(Reuters Health) - Adolescents with attention deficit hyperactivity disorder (ADHD) may wait longer than other teens to obtain a driver's license, and they may be at higher risk for accidents once they do start driving, suggests a new study.
Overall, however, the increased risk of a motor vehicle accident among people with ADHD is not as high as was reported in previous studies, the researchers found.
"It's commonly reported that new drivers with ADHD have a four-fold increased risk of getting into crashes than the general population of young drivers," senior author Thomas Power, of the Children’s Hospital of Philadelphia, told Reuters Health. "But some have suggested the risk is lower."
People with ADHD may be overactive and have problems with attention and impulsivity, according to the U.S. Centers for Disease Control and Prevention. Recent surveys suggest more than one in 10 U.S. children and teens have been diagnosed with ADHD.
For the new study, researchers analyzed medical records of 18,344 young residents of New Jersey born between 1987 and 1997, including 2,479 with ADHD. Their medical records were linked with data spanning 2004 through 2014 on licensing and motor vehicle crashes in New Jersey.
Compared to young people without ADHD, those with ADHD were 35 percent less likely to obtain a driver's license within six months of becoming eligible for it. This was true for both boys and girls.
The researchers can't say why getting a driver's license took longer for young people with ADHD, Power said. Parents may have delayed the driving tests or students may have taken longer to pass the exams.
The researchers also found that young people with ADHD were 1.36 times more likely to be involved in a motor vehicle accident during the study period than those without the condition.
About 43 percent of young people with ADHD were in a crash, compared to about 36 percent of those without ADHD. The increased crash risk among young drivers with ADHD did not vary by gender or by age when they passed the driving test.
There was no extra crash risk for people taking ADHD medications, but Power said the number of participants on treatment was too small to allow for a difference to show up.
The study, Power said, "broadly indicates that we need to be concerned about adolescents with ADHD getting a driver's license and we need to provide careful screening, assessment, consultation and coaching."
But given that the increased risk of crashes was nowhere near the four-fold higher odds reported elsewhere, "We don’t want to be overly concerned and afraid to proceed as a general rule," he said.
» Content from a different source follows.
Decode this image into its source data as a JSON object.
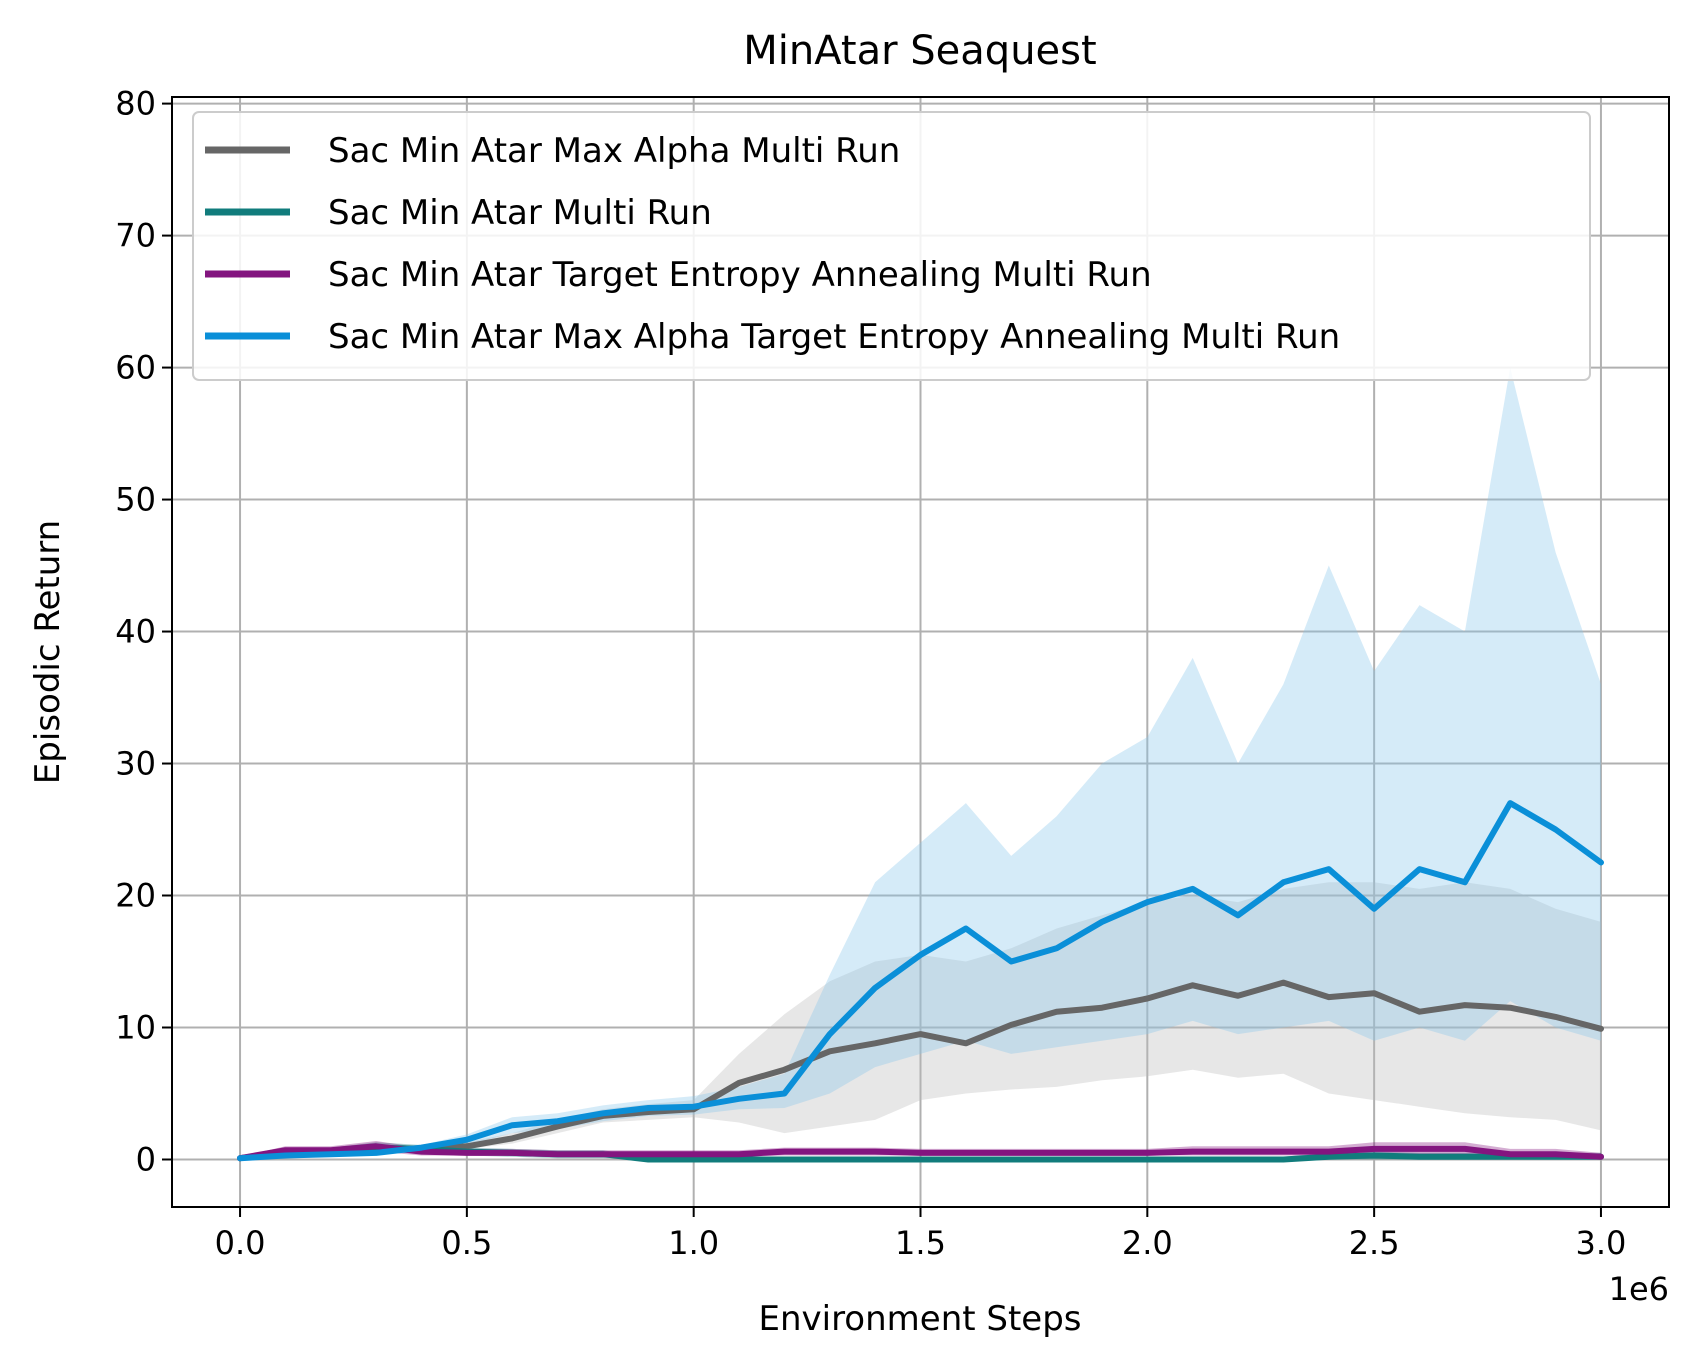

Zheng Chang, of the Karolinska Institute in Stockholm, whose research team recently reported on the benefits of treating ADHD in adult drivers, said parents of teens with ADHD should understand the increased risk of accidents and the benefits of medication.
"It is important for parents and teens to keep in mind that ADHD may persist into adolescence and adulthood," with an associated risk of motor vehicle crashes, Chang told Reuters Health in an email.
More research is needed to find out whether ADHD treatment improves long-term crash risks and other outcomes, said Chang, who was not involved with the new study.